Luna  China's rocket stage finally crashed in the Indian Ocean

Luna China’s rocket stage finally crashed in the Indian Ocean

A large part of the Earth is relieved: this Saturday, July 30, a whole stage of the rocket will “return to the Earth’s atmosphere” (read: it will crash). A few hours before the crash, we still don’t know where it will fall exactly on our planet. The 22-ton machine finally “returned” at 6:45 pm, over the Indian Ocean. The exact drop point and impact size of the debris is still unknown.

On Twitter, a man tweeted a video from Kuching, Malaysia showing the dispersal of the craft.

A rocket that took off on July 24 from China

On Sunday July 24, China launched the second of three space station modules under construction. The machine named Wentian, about 20 tons and without an astronaut on board, was launched by a Long March 5B rocket from the Wenchang launch center on the tropical island of Hainan (southern). Nearly 18 meters long and 4.2 meters in diameter, this laboratory module landed on Tianhe, the first module of the station to be in orbit since April 2021.

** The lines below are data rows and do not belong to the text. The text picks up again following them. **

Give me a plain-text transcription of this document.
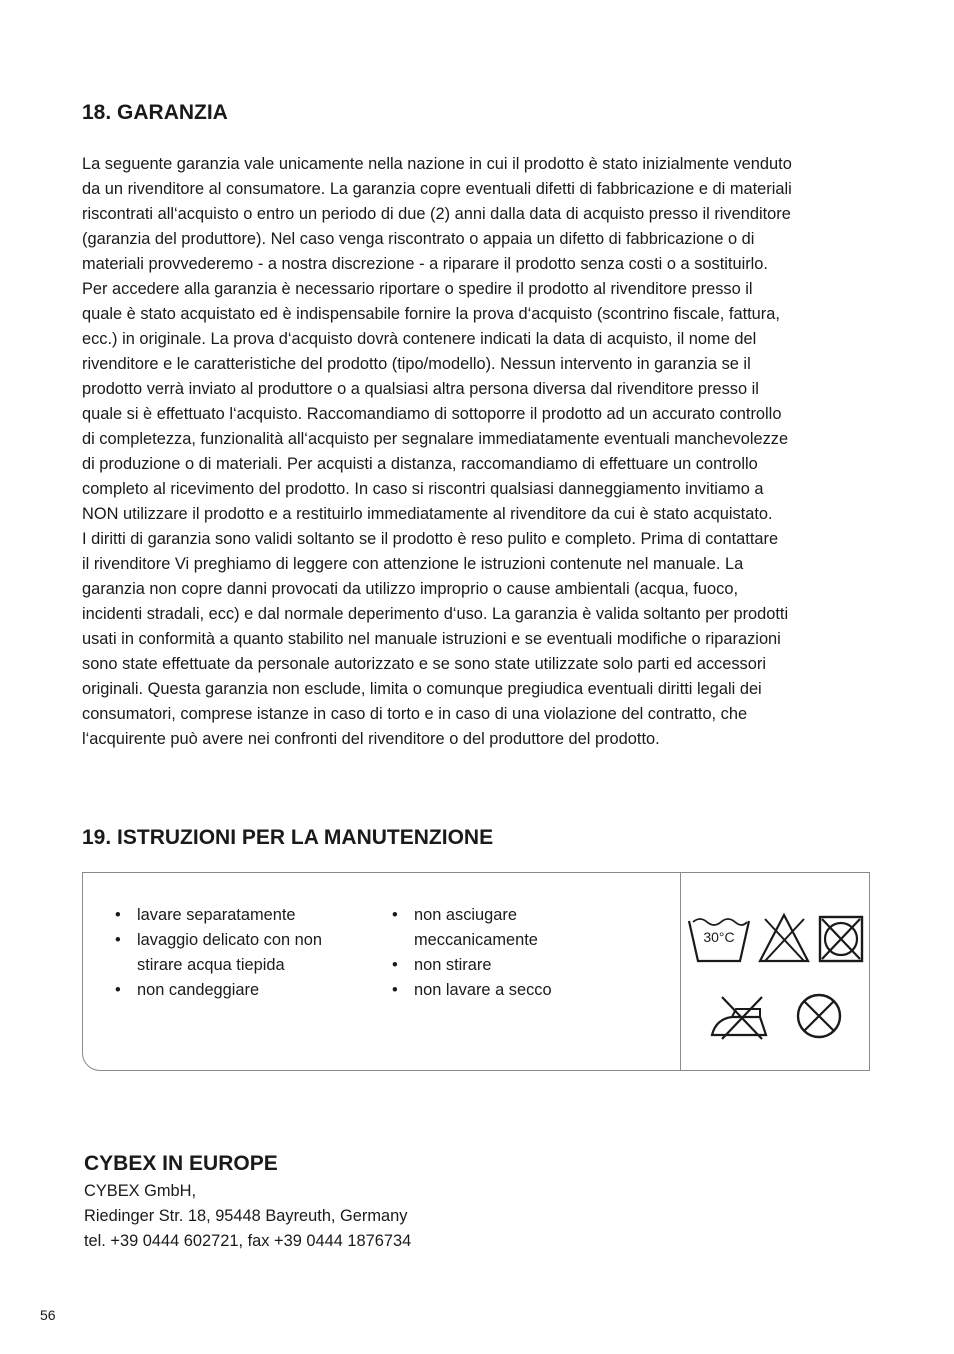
18. GARANZIA
La seguente garanzia vale unicamente nella nazione in cui il prodotto è stato inizialmente venduto
da un rivenditore al consumatore. La garanzia copre eventuali difetti di fabbricazione e di materiali
riscontrati all‘acquisto o entro un periodo di due (2) anni dalla data di acquisto presso il rivenditore
(garanzia del produttore). Nel caso venga riscontrato o appaia un difetto di fabbricazione o di
materiali provvederemo - a nostra discrezione - a riparare il prodotto senza costi o a sostituirlo.
Per accedere alla garanzia è necessario riportare o spedire il prodotto al rivenditore presso il
quale è stato acquistato ed è indispensabile fornire la prova d‘acquisto (scontrino fiscale, fattura,
ecc.) in originale. La prova d‘acquisto dovrà contenere indicati la data di acquisto, il nome del
rivenditore e le caratteristiche del prodotto (tipo/modello). Nessun intervento in garanzia se il
prodotto verrà inviato al produttore o a qualsiasi altra persona diversa dal rivenditore presso il
quale si è effettuato l‘acquisto. Raccomandiamo di sottoporre il prodotto ad un accurato controllo
di completezza, funzionalità all‘acquisto per segnalare immediatamente eventuali manchevolezze
di produzione o di materiali. Per acquisti a distanza, raccomandiamo di effettuare un controllo
completo al ricevimento del prodotto. In caso si riscontri qualsiasi danneggiamento invitiamo a
NON utilizzare il prodotto e a restituirlo immediatamente al rivenditore da cui è stato acquistato.
I diritti di garanzia sono validi soltanto se il prodotto è reso pulito e completo. Prima di contattare
il rivenditore Vi preghiamo di leggere con attenzione le istruzioni contenute nel manuale. La
garanzia non copre danni provocati da utilizzo improprio o cause ambientali (acqua, fuoco,
incidenti stradali, ecc) e dal normale deperimento d‘uso. La garanzia è valida soltanto per prodotti
usati in conformità a quanto stabilito nel manuale istruzioni e se eventuali modifiche o riparazioni
sono state effettuate da personale autorizzato e se sono state utilizzate solo parti ed accessori
originali. Questa garanzia non esclude, limita o comunque pregiudica eventuali diritti legali dei
consumatori, comprese istanze in caso di torto e in caso di una violazione del contratto, che
l‘acquirente può avere nei confronti del rivenditore o del produttore del prodotto.
19. ISTRUZIONI PER LA MANUTENZIONE
• lavare separatamente
• lavaggio delicato con non stirare acqua tiepida
• non candeggiare
• non asciugare meccanicamente
• non stirare
• non lavare a secco
30°C
CYBEX IN EUROPE
CYBEX GmbH,
Riedinger Str. 18, 95448 Bayreuth, Germany
tel. +39 0444 602721, fax +39 0444 1876734
56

Problem: A 22-ton rocket stage carrying Wentian will fall back to Earth after nearly a week in orbit. And no specialist could say where exactly. According to the Aerospace Corporation, of the 22 tons, “only” 5 to 9 tons will actually crash on our planet, with the rest burning up upon entering the atmosphere.

An “uncontrollable” return

According to the Aerospace Corporation, the crash is estimated in a long corridor from California to Japan through South America and South Africa.

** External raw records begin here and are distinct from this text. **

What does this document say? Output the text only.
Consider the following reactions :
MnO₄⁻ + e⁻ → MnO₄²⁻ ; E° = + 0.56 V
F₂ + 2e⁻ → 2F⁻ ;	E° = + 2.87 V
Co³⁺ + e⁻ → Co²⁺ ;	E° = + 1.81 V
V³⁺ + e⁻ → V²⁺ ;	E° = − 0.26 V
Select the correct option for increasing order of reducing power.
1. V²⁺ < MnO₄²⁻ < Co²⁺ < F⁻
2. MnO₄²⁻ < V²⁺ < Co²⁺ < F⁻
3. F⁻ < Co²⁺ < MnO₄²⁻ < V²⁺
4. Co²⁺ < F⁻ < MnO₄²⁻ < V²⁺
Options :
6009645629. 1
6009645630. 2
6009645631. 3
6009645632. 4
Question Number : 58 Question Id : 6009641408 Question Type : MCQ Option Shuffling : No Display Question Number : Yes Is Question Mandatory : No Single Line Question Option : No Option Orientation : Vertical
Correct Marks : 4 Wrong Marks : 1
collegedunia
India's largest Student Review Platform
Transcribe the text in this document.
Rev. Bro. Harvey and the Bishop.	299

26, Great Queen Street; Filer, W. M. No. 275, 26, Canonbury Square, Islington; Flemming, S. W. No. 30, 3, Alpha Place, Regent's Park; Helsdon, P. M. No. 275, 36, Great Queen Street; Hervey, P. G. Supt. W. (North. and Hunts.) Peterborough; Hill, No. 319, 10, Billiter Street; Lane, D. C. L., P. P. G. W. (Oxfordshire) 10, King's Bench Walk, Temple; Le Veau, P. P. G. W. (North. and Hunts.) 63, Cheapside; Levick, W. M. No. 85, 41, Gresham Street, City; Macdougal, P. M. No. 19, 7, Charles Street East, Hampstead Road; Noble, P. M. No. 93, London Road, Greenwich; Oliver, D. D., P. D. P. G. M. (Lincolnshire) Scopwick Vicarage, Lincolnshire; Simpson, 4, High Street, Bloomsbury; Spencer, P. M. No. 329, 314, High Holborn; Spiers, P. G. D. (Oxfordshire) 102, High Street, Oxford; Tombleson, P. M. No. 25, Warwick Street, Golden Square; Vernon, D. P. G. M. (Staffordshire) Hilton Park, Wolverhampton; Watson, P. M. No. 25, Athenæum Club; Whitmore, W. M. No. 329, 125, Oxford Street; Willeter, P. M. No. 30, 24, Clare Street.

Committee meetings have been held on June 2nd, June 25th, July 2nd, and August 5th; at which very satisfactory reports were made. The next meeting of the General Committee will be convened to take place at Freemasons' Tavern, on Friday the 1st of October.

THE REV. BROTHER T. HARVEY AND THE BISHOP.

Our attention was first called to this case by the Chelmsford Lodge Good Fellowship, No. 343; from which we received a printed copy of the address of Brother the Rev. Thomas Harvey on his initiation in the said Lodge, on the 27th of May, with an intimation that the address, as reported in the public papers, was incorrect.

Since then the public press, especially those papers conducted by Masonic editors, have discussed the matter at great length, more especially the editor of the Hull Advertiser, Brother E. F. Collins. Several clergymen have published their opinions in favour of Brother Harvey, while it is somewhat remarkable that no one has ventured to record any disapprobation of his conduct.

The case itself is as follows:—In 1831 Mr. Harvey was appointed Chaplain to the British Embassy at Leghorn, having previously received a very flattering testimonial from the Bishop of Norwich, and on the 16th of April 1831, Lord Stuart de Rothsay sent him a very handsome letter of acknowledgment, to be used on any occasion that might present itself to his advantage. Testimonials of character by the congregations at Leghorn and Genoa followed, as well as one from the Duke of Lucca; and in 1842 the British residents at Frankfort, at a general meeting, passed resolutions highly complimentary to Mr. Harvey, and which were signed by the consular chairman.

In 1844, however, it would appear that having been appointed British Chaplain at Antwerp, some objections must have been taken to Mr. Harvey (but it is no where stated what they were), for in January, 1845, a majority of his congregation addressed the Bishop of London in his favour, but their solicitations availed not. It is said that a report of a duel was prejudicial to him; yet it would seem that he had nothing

Usually, the “return to the atmosphere” is “controlled”, that is, the directions and trajectories are calculated so that the device crashes, usually, in the sea. For example in 2001, the Mir orbital station had a “return” in a controlled manner after 15 years in space. 135 tons ended up in the Pacific Ocean, near the Fiji Islands.

As for this Long March 5B (LM5B) rocket stage, it is a mystery. For the last rockets sent into space, the big stages separated immediately after takeoff, in the sea. This is an international standard, which is not respected by China. SpaceX has even made stages that can be reused later. But LM5B will reach orbit, then circle the Earth until the gravity of the atmosphere takes effect.

Impossible calculations

Why is it so hard to find more? Because the machine rotates the Earth at 27,400 km / h. And that everything will change depending on the exact moment he begins his descent. A one-hour difference in atmospheric entry represents a difference of 27,350 km.

Also, the engine doesn’t work in a “straight” way either, it turns in all directions. And the density of the upper layer of the atmosphere varies. “This makes it impossible to predict when the satellite will spend enough time on it to start melting and self-destruct, before falling back”, decrypted Jonathan McDowell, from the Aerospace Corporation.

Although the countries of this corridor are trembling, scientists want to be reassured: “there is a 99.5% chance that nothing will happen”, the Aerospace Corporation continues. Which seems to have happened.

However, it is necessary to consider the main engine but also its remnants. In May 2020, the stage of an LMB5 crashed into the sea, but its wreckage was widely seen in West Africa. Regardless, this Saturday night, many people were happy to know that the sky did not fall on their heads.